In Search of the False
Popular opinion looks to research for proof, but researchers instead are looking for disproof. As another article here points out, generalizations about the state of the world are difficult to prove directly, but they can be disproved much more easily.
If I believe, for example, that all Americans drink their coffee black, observing a couple of Americans drinking black coffee doesn't prove that I'm right about Americans. If I notice a single American ladling cream and sugar into his coffee, though, I know that my generalization was wrong.
Most contemporary research is guided by the criterion of falsifiability developed by Karl Popper. This criterion holds that a scientific theory or hypothesis must be capable of disproof – that is, it must specify the conditions we would observe if it were wrong.
Many beliefs, both popular and professional, fail to satisfy this criterion. For example, these days low self-esteem is popularly believed to result in almost any type of behaviour.

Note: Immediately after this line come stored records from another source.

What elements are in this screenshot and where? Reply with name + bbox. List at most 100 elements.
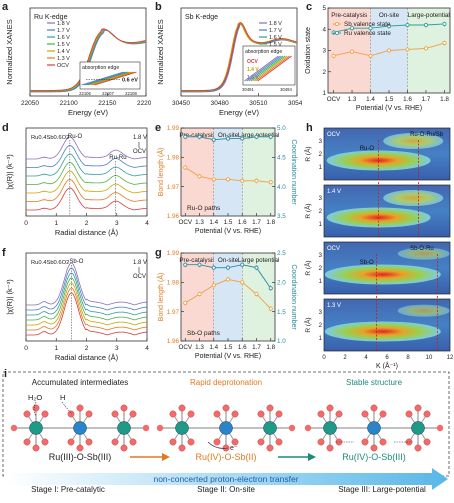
- x-tick-label: 1.3: [195, 219, 204, 226]
- inset-line: [94, 71, 137, 86]
- region-label: Large-potential: [408, 12, 450, 19]
- electron-label: e⁻: [230, 445, 238, 452]
- y-tick-label: 1: [319, 165, 323, 171]
- x-tick-label: 6: [385, 355, 389, 361]
- x-axis-label: Potential (V vs. RHE): [195, 228, 261, 235]
- panel-label-e: e: [155, 122, 162, 134]
- oxygen-atom: [379, 410, 387, 418]
- region-band: [242, 253, 275, 341]
- panel-label-f: f: [2, 247, 6, 259]
- inset-line: [87, 71, 131, 86]
- oxygen-atom: [361, 438, 369, 446]
- oxygen-atom: [436, 424, 444, 432]
- feature-label: Sb-O-Ru: [410, 246, 434, 252]
- plot-frame: [323, 298, 451, 352]
- inset-tick-label: 22106: [79, 91, 91, 96]
- data-point: [183, 134, 188, 139]
- legend-label: Sb valence state: [344, 21, 391, 28]
- data-point: [331, 30, 336, 35]
- schematic-diagram: Accumulated intermediates Ru(III)-O-Sb(II…: [2, 371, 450, 494]
- region-band: [407, 8, 450, 93]
- oxygen-atom: [257, 438, 265, 446]
- oxygen-atom: [67, 438, 75, 446]
- x-tick-label: 1.3: [348, 96, 357, 103]
- legend-label: 1.7 V: [57, 28, 70, 34]
- feature-label: Sb-O: [360, 260, 374, 266]
- inset-line: [257, 55, 292, 82]
- inset-line: [83, 71, 126, 86]
- radial-curve: [26, 272, 147, 316]
- subplot-condition: 1.3 V: [327, 303, 341, 309]
- oxygen-atom: [361, 410, 369, 418]
- data-point: [423, 22, 428, 27]
- oxygen-atom: [379, 438, 387, 446]
- y-tick-label: 1: [319, 279, 323, 285]
- stage-heading: Accumulated intermediates: [32, 378, 129, 387]
- sb-atom: [367, 421, 381, 435]
- ru-atom: [263, 421, 277, 435]
- oxygen-atom: [266, 444, 274, 452]
- heatmap-peak-2: [397, 247, 450, 260]
- x-tick-label: 1.7: [252, 344, 261, 351]
- x-axis-label: Potential (V vs. RHE): [356, 105, 422, 112]
- legend-label: Ru valence state: [344, 30, 391, 37]
- x-tick-label: 22050: [21, 100, 39, 107]
- y-axis-label: Oxidation state: [305, 27, 312, 74]
- series-line-OCV: [30, 28, 147, 91]
- oxygen-atom: [326, 404, 334, 412]
- stage-label: Stage III: Large-potential: [338, 485, 426, 494]
- heatmap-peak: [324, 264, 441, 285]
- oxygen-atom: [67, 410, 75, 418]
- legend-label: OCV: [57, 63, 69, 69]
- peak-label: Ru-O: [68, 134, 83, 140]
- data-point: [331, 53, 336, 58]
- radial-curve: [26, 267, 147, 311]
- transition-arrowhead: [162, 453, 170, 461]
- h2o-label: H₂O: [28, 393, 42, 402]
- x-tick-label: 3: [115, 345, 119, 352]
- y2-tick-label: 4.0: [277, 184, 286, 191]
- data-point: [183, 300, 188, 305]
- radial-curve: [26, 136, 147, 160]
- transition-arrowhead: [308, 453, 316, 461]
- oxygen-atom: [76, 444, 84, 452]
- oxygen-atom: [142, 424, 150, 432]
- stage-formula: Ru(III)-O-Sb(III): [49, 452, 112, 462]
- feature-label: Ru-O: [360, 146, 375, 152]
- inset-title: absorption edge: [245, 49, 282, 55]
- data-point: [211, 283, 216, 288]
- plot-frame: [180, 7, 298, 97]
- data-point: [183, 165, 188, 170]
- data-point: [240, 262, 245, 267]
- bottom-curve-label: OCV: [133, 274, 146, 280]
- plot-frame: [323, 127, 451, 181]
- oxygen-atom: [169, 438, 177, 446]
- chart-c: Pre-catalysis On-site Large-potential 1 2 3 4 5…: [305, 5, 451, 112]
- x-axis-label: K (Å⁻¹): [376, 361, 398, 370]
- y-tick-label: 1.97: [167, 309, 180, 316]
- x-tick-label: 8: [406, 355, 410, 361]
- x-tick-label: OCV: [178, 344, 192, 351]
- y-axis-label: Bond length (Å): [156, 273, 165, 322]
- heatmap-peak: [324, 321, 441, 342]
- x-tick-label: 4: [145, 220, 149, 227]
- oxygen-atom: [213, 438, 221, 446]
- stage-formula: Ru(IV)-O-Sb(III): [342, 452, 406, 462]
- y-axis-label: R (Å): [303, 317, 312, 332]
- y-tick-label: 2: [322, 69, 326, 76]
- y-tick-label: 4: [322, 26, 326, 33]
- x-tick-label: 1.6: [238, 344, 247, 351]
- oxygen-atom: [32, 444, 40, 452]
- data-point: [211, 177, 216, 182]
- panel-label-d: d: [2, 122, 9, 134]
- radial-curve: [26, 292, 147, 336]
- oxygen-atom: [414, 404, 422, 412]
- chart-title: Ru K-edge: [34, 14, 68, 21]
- oxygen-atom: [317, 410, 325, 418]
- progress-arrow: [6, 468, 448, 490]
- top-curve-label: 1.8 V: [133, 260, 147, 266]
- inset-line: [85, 71, 128, 86]
- y-tick-label: 1.98: [167, 155, 180, 162]
- x-axis-label: Energy (eV): [68, 108, 109, 117]
- oxygen-atom: [129, 410, 137, 418]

One person's lack of interest in others may be explained as a result of low self-esteem, as may another person's desperate need for approval from others.
Such beliefs are of course useless in explaining or understanding what's going on. They can even be harmful. Phenomena like racism are at bottom examples of unfalsifiable theories. To a racist, whatever members of a racial outgroup do is a sign either of their inferiority or of collusion by powerful people to make members of this group look better than they actually are.
Anyway, when you undertake research to test a theory you should be able to describe the results which would show that you are wrong. This is accomplished by explicitly testing the hypothesis that you are wrong.
Such a hypothesis is referred to as a null hypothesis. For example, if we wanted to find out if men were more interested in sports than women, we would test the hypothesis that men and women had exactly the same interest. We might hypothesize, for example, that men and women would spend equal amounts of time attending sports events, watching them on television, listening to them on the radio, and reading about them in the press.
We would observe how much time two samples of men and women spent doing those things, and then use a statistical test to compare the average times spent by the two samples. The statistical test would tell us the probability of observing these average times if our null hypothesis was true. If the probability was low, we would conclude that the samples differed.
You probably noticed that this practical example is more complicated than the simple example of coffee drinking with which we began. That is because, like most hypotheses in social science, this hypothesis was about behaviour in the aggregate rather than behaviour in general. We were hypothesizing that the average man is more interested in sports than the average woman, not that every man is more interested in sports than every woman.
Nevertheless the falsification approach is still preferable for investigating behaviour in the aggregate. If we had wanted to prove that there were differences between men and women, we would have had to specify how big the difference was, for a start. That is a less efficient approach than hypothesizing there will be no difference and then choosing sample sizes which permit the detection of differences of the size we consider to have important implications for practice.